By David Parker, Esq.
QUESTION: I have just signed a contract to buy a new house and now I must select a Lender and a Settlement Attorney. My agent suggests that I go to a lender and title company that are “affiliated” with the real estate agents company. I am not sure if I will get the best deal if I go to one of these affiliated companies and also whether those companies are the best ones out there. Shouldn’t I shop around for the best service, experience and best prices or should I just go with the affiliated companies?
ANSWER: The easy answer is that of course, you should definitely shop around for the company that is the most experienced, excels in customer service and also has fair and reasonable prices. Buying a house is probably the single largest purchase you will ever make. Perhaps the most important factors in selecting a settlement attorney (and for that matter, a lender) are how experienced is the settlement attorney, what is their reputation in the real estate community, are their fees fair and reasonable, and are they diligent in taking and returning phone calls.

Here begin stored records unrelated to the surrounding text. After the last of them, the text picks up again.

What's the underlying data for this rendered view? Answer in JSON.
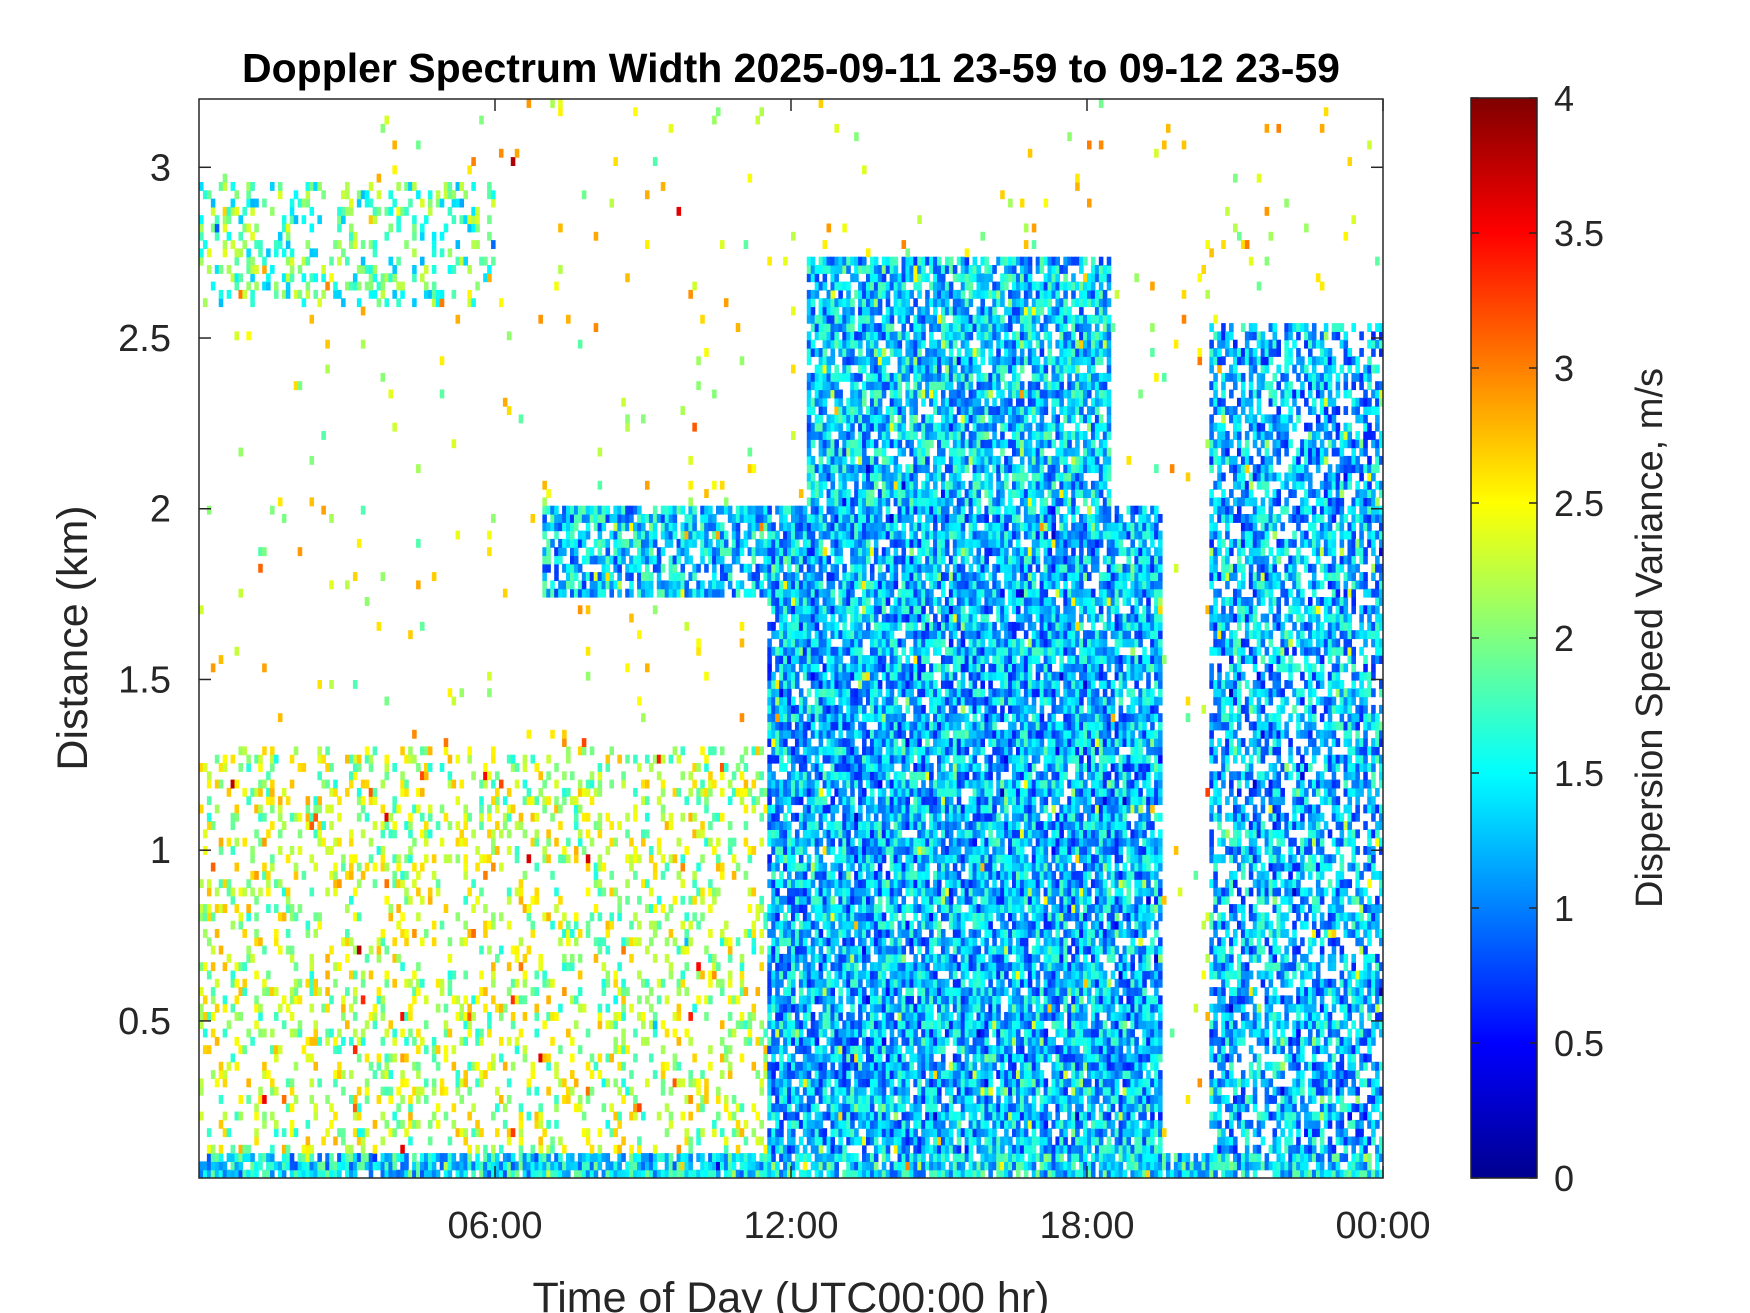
{
  "chart_data": {
    "type": "heatmap",
    "title": "Doppler Spectrum Width 2025-09-11 23-59 to 09-12 23-59",
    "xlabel": "Time of Day (UTC00:00 hr)",
    "ylabel": "Distance (km)",
    "colorbar_label": "Dispersion Speed Variance, m/s",
    "colormap": "jet",
    "xlim_hours": [
      0,
      24
    ],
    "ylim_km": [
      0.04,
      3.2
    ],
    "clim": [
      0,
      4
    ],
    "x_ticks": [
      {
        "value": 6,
        "label": "06:00"
      },
      {
        "value": 12,
        "label": "12:00"
      },
      {
        "value": 18,
        "label": "18:00"
      },
      {
        "value": 24,
        "label": "00:00"
      }
    ],
    "y_ticks": [
      {
        "value": 0.5,
        "label": "0.5"
      },
      {
        "value": 1,
        "label": "1"
      },
      {
        "value": 1.5,
        "label": "1.5"
      },
      {
        "value": 2,
        "label": "2"
      },
      {
        "value": 2.5,
        "label": "2.5"
      },
      {
        "value": 3,
        "label": "3"
      }
    ],
    "colorbar_ticks": [
      {
        "value": 0,
        "label": "0"
      },
      {
        "value": 0.5,
        "label": "0.5"
      },
      {
        "value": 1,
        "label": "1"
      },
      {
        "value": 1.5,
        "label": "1.5"
      },
      {
        "value": 2,
        "label": "2"
      },
      {
        "value": 2.5,
        "label": "2.5"
      },
      {
        "value": 3,
        "label": "3"
      },
      {
        "value": 3.5,
        "label": "3.5"
      },
      {
        "value": 4,
        "label": "4"
      }
    ],
    "features": [
      {
        "name": "surface layer",
        "x_hours": [
          0,
          24
        ],
        "y_km": [
          0.04,
          0.12
        ],
        "value_ms": 1.4,
        "coverage": 0.85
      },
      {
        "name": "morning low-level scatter",
        "x_hours": [
          0,
          11.5
        ],
        "y_km": [
          0.04,
          1.3
        ],
        "value_ms": 2.2,
        "coverage": 0.25
      },
      {
        "name": "early cloud patch",
        "x_hours": [
          0,
          6
        ],
        "y_km": [
          2.6,
          2.95
        ],
        "value_ms": 1.8,
        "coverage": 0.3
      },
      {
        "name": "elevated layer",
        "x_hours": [
          7,
          12
        ],
        "y_km": [
          1.75,
          2.0
        ],
        "value_ms": 1.3,
        "coverage": 0.75
      },
      {
        "name": "afternoon convective boundary layer",
        "x_hours": [
          11.5,
          19.5
        ],
        "y_km": [
          0.04,
          2.0
        ],
        "value_ms": 1.2,
        "coverage": 0.85
      },
      {
        "name": "afternoon upper cloud",
        "x_hours": [
          12.3,
          18.5
        ],
        "y_km": [
          1.8,
          2.75
        ],
        "value_ms": 1.3,
        "coverage": 0.8
      },
      {
        "name": "late night layer",
        "x_hours": [
          20.5,
          24
        ],
        "y_km": [
          0.04,
          2.55
        ],
        "value_ms": 1.2,
        "coverage": 0.65
      }
    ]
  }
}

That having been said, some real estate companies have formed joint ventures or affiliated business arrangements wherein the owners or the real estate company have entered into a business relationship with the owners of a title company and/or a lender. This so called “one stop shopping” concept is supposed to make the settlement transaction easier for the buyer, and, in theory, make the transaction a bit cheaper. Quite frankly, the best way to find out of the affiliated company is cheaper is to shop around and speak to three or four title companies and compare fees. While you are talking to the different companies, you will get a sense of their customer service, as well. You should check their websites and marketing materials to get an idea of whether they are experienced attorneys who run the operation, or whether they are simply title clerks who conduct the settlements.
You should understand that under Federal law, it is strictly prohibited for a realtor to receive any fee, kickback or thing of value in exchange for the referral of business to the settlement company. For example, it is illegal for a title clerk or settlement company to pay a real estate agent $100 for every settlement that is referred to the settlement company. Believe it or not, there still exist circumstances where such payments, gifts or other benefits are being made.
The Federal law governing these type of cases, the Real Estate Settlement Procedures Act (RESPA) does allow for affiliated business arrangements. However, the law requires that the purchaser/consumer must be given written notice of this relationship, the purchaser can NOT BE REQUIRED TO USED THE RELATED BUSINESS, and payments between the real estate company and the title company must be based on an actual return on the ownership investment or profits of the entity. In other words, any payments made by the settlement company that vary based on the number of referrals, past or present, would be illegal. All things being equal, owners who refer more settlements should not get more “profits.”
What we are finding in the real estate world is that many of these joint ventures are not set up properly and are, in fact, “sham” business arrangements set up to funnel money from the title company to the realtors company. The Federal government has been policing these relationships carefully and has found many to be legally inadequate to satisfy the rules established in order to avoid illegal kickbacks. Investigators look at the amount of money that each “owner” of the entity has invested, whether the affiliated business entity has its own employees, does the entity have its own separate location so that the public can clearly identify the entity and who is providing the actual settlement services.
What the Federal government often finds is that the affiliated business entity is not a separate business, but rather an existing settlement company that has joined forces with an existing real estate company. Some form of payment is then made to the real estate company in exchange for the settlement referrals. In reality, the real estate company has absolutely no involvement in the running of the title company, and vice versa. Many fines have been issued in recent years as the Department of Housing and Urban Development has increased its enforcement of the anti-kickback laws.
Whether you should work with your real estate agent’s affiliated company, or with a truly independent company is your decision to make. However, to the extent that you can investigate the knowledge, experience, pricing and service of several companies, you will be in a better position to make a decision. Many have argued that having a truly independent attorney conduct your settlement has its advantages over a title clerk who only wants to keep her joint venture partner happy. There may be some truth to that argument. But ultimately, the decision is and should be made by you and you alone.